United States of Naples
“Napoli non è una città, è una federazione di repubbliche autonome (e un po’ anarchiche), a volte con i loro muri mentali e culturali.
Se dico ad una persona del Centro che sono vomerese, mi guarda come fossi milanese, magari anche
un po’ juventino.
Se dico a un vomerese che ora abito al Centro, mi immagina in una specie di favela brasiliana circondato da bambini seminudi che urlano in una lingua incomprensibile.
A volte mi sento un migrante nella mia stessa città.
Che non sa a quale Municipalità chiedere
il permesso di soggiorno”.
Di seguito un brano tratto dagli appunti dell’autore.
Ricordi?
−Ricordi, Marco, com’era il Vomero quando eravamo giovani? Quanti ambulanti napoletani, dai quali potevi trovare di tutto? Oggi è pieno di ambulanti di colore!
−Si dice neri. Sono di colore nero.
−Sì, ambulanti neri di colore nero.
−E poi mi risultano esserci più persone dell’est Europa che africani, soprattutto donne, che poi sono più bianche di noi.
−Ah sì, le russe! Vengono qui per sposare i nostri anziani, aspettano che crepano e si beccano la pensione di reversibilità.
−Mi risulta che vengano più dall’Ucraina…
−Già! Le russe dell’Ucraina, quelle sono le peggiori!
−Senti Luca, a me questi sembrano davvero dei luoghi comuni, ed anche un po’ razzisti. E se c’è una cosa che ricordo con piacere del Vomero ai miei tempi è che era un quartiere progressista e molto tollerante.
−Eh ma i vomeresi non ci sono più! Sono andati tutti in provincia, e qui sono arrivati gli arricchiti da Giugliano e dintorni.
−Ah. E dunque? Anche loro neri o in cerca di anziani da spennare?
−Eh, quasi quasi…
−Ma dai! E poi se vivono qui ora sono vomeresi pure loro no?

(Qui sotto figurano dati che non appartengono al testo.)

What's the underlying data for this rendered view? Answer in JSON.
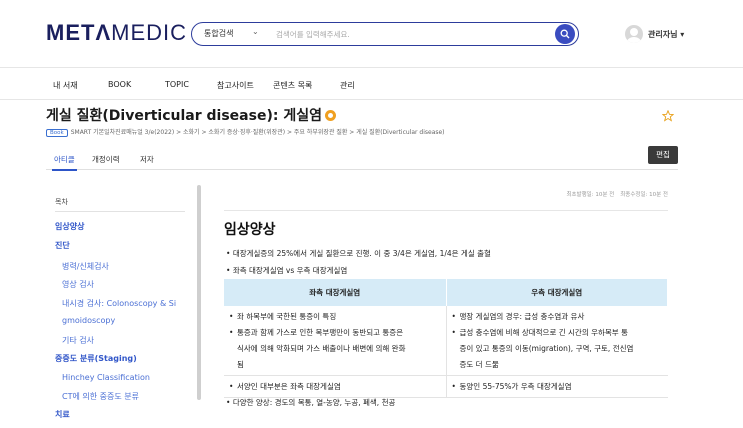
{
  "header": {
    "logo_bold": "METΛ",
    "logo_light": "MEDIC",
    "search": {
      "scope": "통합검색",
      "placeholder": "검색어를 입력해주세요."
    },
    "user": {
      "name": "관리자님 ▾"
    }
  },
  "nav": {
    "items": [
      "내 서재",
      "BOOK",
      "TOPIC",
      "참고사이트",
      "콘텐츠 목록",
      "관리"
    ]
  },
  "article": {
    "title": "게실 질환(Diverticular disease): 게실염",
    "book_badge": "Book",
    "breadcrumb": "SMART 기본일차진료매뉴얼 3/e(2022) > 소화기 > 소화기 증상·징후·질환(위장관) > 주요 하부위장관 질환 > 게실 질환(Diverticular disease)",
    "tabs": [
      "아티클",
      "개정이력",
      "저자"
    ],
    "edit_label": "편집",
    "dates": {
      "created": "최초발행일: 10분 전",
      "modified": "최종수정일: 10분 전"
    }
  },
  "toc": {
    "heading": "목차",
    "items": [
      {
        "label": "임상양상",
        "level": 1
      },
      {
        "label": "진단",
        "level": 1
      },
      {
        "label": "병력/신체검사",
        "level": 2
      },
      {
        "label": "영상 검사",
        "level": 2
      },
      {
        "label": "내시경 검사: Colonoscopy & Si",
        "level": 2
      },
      {
        "label": "gmoidoscopy",
        "level": 2
      },
      {
        "label": "기타 검사",
        "level": 2
      },
      {
        "label": "중증도 분류(Staging)",
        "level": 1
      },
      {
        "label": "Hinchey Classification",
        "level": 2
      },
      {
        "label": "CT에 의한 중증도 분류",
        "level": 2
      },
      {
        "label": "치료",
        "level": 1
      }
    ]
  },
  "content": {
    "section_title": "임상양상",
    "bullets_top": [
      "대장게실증의 25%에서 게실 질환으로 진행. 이 중 3/4은 게실염, 1/4은 게실 출혈",
      "좌측 대장게실염 vs 우측 대장게실염"
    ],
    "table": {
      "headers": [
        "좌측 대장게실염",
        "우측 대장게실염"
      ],
      "rows": [
        {
          "left": [
            "좌 하복부에 국한된 통증이 특징",
            "통증과 함께 가스로 인한 복부팽만이 동반되고 통증은",
            "식사에 의해 악화되며 가스 배출이나 배변에 의해 완화",
            "됨"
          ],
          "right": [
            "맹장 게실염의 경우: 급성 충수염과 유사",
            "급성 충수염에 비해 상대적으로 긴 시간의 우하복부 통",
            "증이 있고 통증의 이동(migration), 구역, 구토, 전신염",
            "증도 더 드묾"
          ]
        },
        {
          "left": [
            "서양인 대부분은 좌측 대장게실염"
          ],
          "right": [
            "동양인 55-75%가 우측 대장게실염"
          ]
        }
      ]
    },
    "bullet_bottom": "다양한 양상: 경도의 복통, 열-농양, 누공, 폐색, 천공"
  },
  "colors": {
    "brand": "#1a1f5e",
    "accent": "#3a4cc0",
    "link": "#3257c9",
    "table_header": "#d6ebf7"
  }
}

−No! I vomeresi sono quelli nati al Vomero!
−Ma tu non sei nato a Caserta Luca?
−Che c’entra? Cioè… sì ma…
−Ecco vedi? Ricordi quando da piccolo, a scuola, qualcuno ti chiamava “il casertano” per sfotterti? E che tu ci rimanevi male? Siamo sempre stati un quartiere “multiculturale”. Dove sono nato io, un paio di anni prima era campagna e ci coltivavano i broccoli. Che forse sono tra i pochi vomeresi, del tipo di quelli di cui parli tu, cioè che erano qui praticamente da sempre. La mia nonna materna è arrivata qui dalla Croazia. E i genitori di Clelia, la tua compagna? Non si sono trasferiti qui da Fuorigrotta?
−Beh sì, forse hai ragione.
−Questa storia delle provenienze e delle appartenenze mi ha stufato Luca. Vale in ambo i sensi. Lo sai che quando dico che sono nato al Vomero a persone che vivono nel centro di Napoli mi guardano storto come se gli avessi detto di mettersi il casco quando vanno in motorino? In quei casi mi fanno sentire un nerodicolorenero rubapensioni. E non ti dico quando vado al nord. Là basta che vieni dal sud, Roma compresa, altro che Vomero o Quartieri Spagnoli, per loro sempre di nord Africa si tratta. Siamo napoletani, italiani, e soprattutto cittadini dello stesso mondo. Che semmai si divide in persone oneste e persone disoneste, e quelle esistono trasversalmente dappertutto.
−Hai ragione Marco, scusami. Quindi tu non ti senti più vomerese?
−Sono nato qui, qui ho i miei ricordi, è un quartiere che amo e dove sicuramente si vive meglio che altrove. Ma semmai vorrei che in tutta la città si vivesse bene. Se c’è una cosa che noi “vomeresi” dovremmo fare non è rivendicare la nostra differenza ma impegnarci perché tutta la città divenga un luogo migliore in cui vivere. Non lamentarci che le persone, con la metro, arrivano qui da Scampia, ma indignarci perché a Scampia non c’è niente e non c’è un cazzo da fare. Avere lo sguardo più lungo. Questo è il Vomero in cui sono nato. Questo è il Vomero che ricordo. Questo è il Vomero in cui tornerei a vivere. In quel senso, ma solo in quel senso, allora sì: sono vomerese.